In the industrial manufacture of wood-based composite materials, some samples are selected to destructive testing for quality control. However, there is virtually no assurance that the next board, or even the next 100 boards, will have the same properties. The quality can further be assessed using NDT methods to quickly and accurately evaluate the wood-based panels’ properties (Ross and Pellerin 1988). Targa et al. (2005) suggest that due to viscoelastic behavior, the EM values obtained in the static tests are lower than those from the dynamic testing (EMd). Usually, dynamic properties overestimate static properties and this is drawback of the nondestructive evaluation. In all the treatments of this study, EMd values overestimated the EM up to 44%. The stress wave velocities of the boards were: 1943 m/s (BB/UF), 1937 m/s (BB/PF), 1996 m/s (BP25/PF) and 1975 m/s (BP50/PF).

According to Souza et al. (2010) several studies have suggested that an increase in material continuity, i.e. a decrease in empty spaces, increases stress wave velocity of the board. In this context the particle geometry plays an important role. In fact, Han et al. (2006) observed the following stress wave velocities according to the kind of the board evaluated: ≈ 1870 m/s (particleboard), ≈2770 m/s (OSB) and ≈ 4300 m/s (plywood). Del Menezzi et al. (2007) found a stress wave velocity around 2850 m/s for thermally treated OSB. Recently, Souza et al. (2010) evaluated LVL boards made from Pinus oocarpa and P. kesyia nondestructively and the stress wave velocity ranged from 4686 m/s to 4946 m/s depending on the position of the panel assessed.

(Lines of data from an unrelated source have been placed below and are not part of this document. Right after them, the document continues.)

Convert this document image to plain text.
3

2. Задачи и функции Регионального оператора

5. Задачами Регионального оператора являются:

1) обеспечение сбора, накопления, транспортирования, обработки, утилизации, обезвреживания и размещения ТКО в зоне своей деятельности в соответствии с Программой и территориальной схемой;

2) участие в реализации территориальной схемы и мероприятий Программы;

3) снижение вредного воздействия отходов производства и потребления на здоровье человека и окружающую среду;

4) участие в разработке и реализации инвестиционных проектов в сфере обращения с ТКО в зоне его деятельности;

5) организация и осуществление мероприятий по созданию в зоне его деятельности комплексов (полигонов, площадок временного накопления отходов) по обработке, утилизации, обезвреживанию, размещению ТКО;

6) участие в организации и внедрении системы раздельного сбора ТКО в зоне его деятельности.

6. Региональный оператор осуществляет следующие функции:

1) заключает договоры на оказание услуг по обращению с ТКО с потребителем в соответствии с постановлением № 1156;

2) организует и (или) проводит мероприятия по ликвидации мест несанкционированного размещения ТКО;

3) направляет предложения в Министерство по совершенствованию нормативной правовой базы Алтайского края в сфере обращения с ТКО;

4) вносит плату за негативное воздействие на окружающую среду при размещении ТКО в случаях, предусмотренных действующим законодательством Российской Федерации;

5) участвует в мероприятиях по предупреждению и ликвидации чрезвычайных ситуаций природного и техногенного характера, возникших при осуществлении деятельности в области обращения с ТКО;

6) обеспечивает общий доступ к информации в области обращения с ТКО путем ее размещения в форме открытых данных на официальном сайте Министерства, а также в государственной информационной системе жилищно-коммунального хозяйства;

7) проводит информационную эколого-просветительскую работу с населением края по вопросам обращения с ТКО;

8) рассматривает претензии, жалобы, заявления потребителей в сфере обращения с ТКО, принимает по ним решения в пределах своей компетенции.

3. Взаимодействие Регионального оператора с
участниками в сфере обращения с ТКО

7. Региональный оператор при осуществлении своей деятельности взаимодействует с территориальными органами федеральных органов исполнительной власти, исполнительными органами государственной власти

In wood-based composites, there are many voids and regions with different properties. Therefore, during NDT, a reduction in stress wave velocity can take place and consequently lead to a low EMd compared with EMd in wood. In this study, the lower value of EMd was 2471.91 N/mm2 and the maximum was 2707.15 N/mm2. When just stress wave velocity (wv) was used as a independent variable to predict fM and EM, both linear and non-linear models presented low R2 values. Despite this finding, Souza et al. (2010) found that stress wave velocity only might have potential to predict EM of LVL boards since a fitted model using this variable gave a coefficient of determination (R2) of ca. 0.5. Otherwise, EMd showed good correlation with EM and fM, especially in BB/UF and BP50/PF boards, and the maximum value of R² in these regressions was 83% (Table 6). According to Teixeira and Moslemi (2001), in studies with wood-based composites this R² is acceptable and highly significant. Additionally, the results obtained in this present work are similar to those observed by other authors for wood-based panels. Ferraz et al. (2009) employed the same nondestructive method to predict flexural properties of laminated strand lumber (LSL) and oriented strand lumber (OSL) made from Chrysophyllum sp., a Brazilian tropical hardwood. Models with R² ranging from 0.59 to 0.80 could be modeled to explain the variation of the flexural properties using EMd as a predictor.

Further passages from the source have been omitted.